The data set is divided into training and testing (90%:10%) sets, manually, in order to assure that messages corresponding to the same channel are kept together within one data set. 


**Preprocessing**: The categorical featuer, i.e., the user status (applicant or residents), is encoded via [One Hot Encoder algorithm](https://scikit-learn.org/stable/modules/generated/sklearn.preprocessing.OneHotEncoder.html). 

**Training a classifier**: The hyperparameters are first narrowed down using [Randomized Search Cross Validation](https://scikit-learn.org/stable/modules/generated/sklearn.model_selection.RandomizedSearchCV.html) and further optimized via [Grid Search](https://scikit-learn.org/stable/modules/generated/sklearn.model_selection.GridSearchCV.html) both provided in the python Scikit Learn library. 

> See [ML model notebook]() for details. 

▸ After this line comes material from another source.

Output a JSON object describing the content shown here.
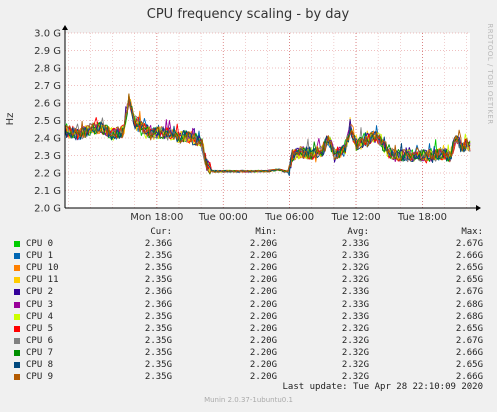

### <font color='orange'> Implications </font> 

The performance of ML model is limited by features that are used in training. There are many other components, other than the chat impression, which can affect (1) the resident's vote on accepting or rejecting an applicant, and (2) the applicant's decision on siging a lease for a room. 

In future outlook, other features such as (1) the number of maintance tickets submitted via each household, (2) unit price compared to market prices, and (3) the number of available rooms versus total rooms could be included in order to improve the accuracy of the predictions.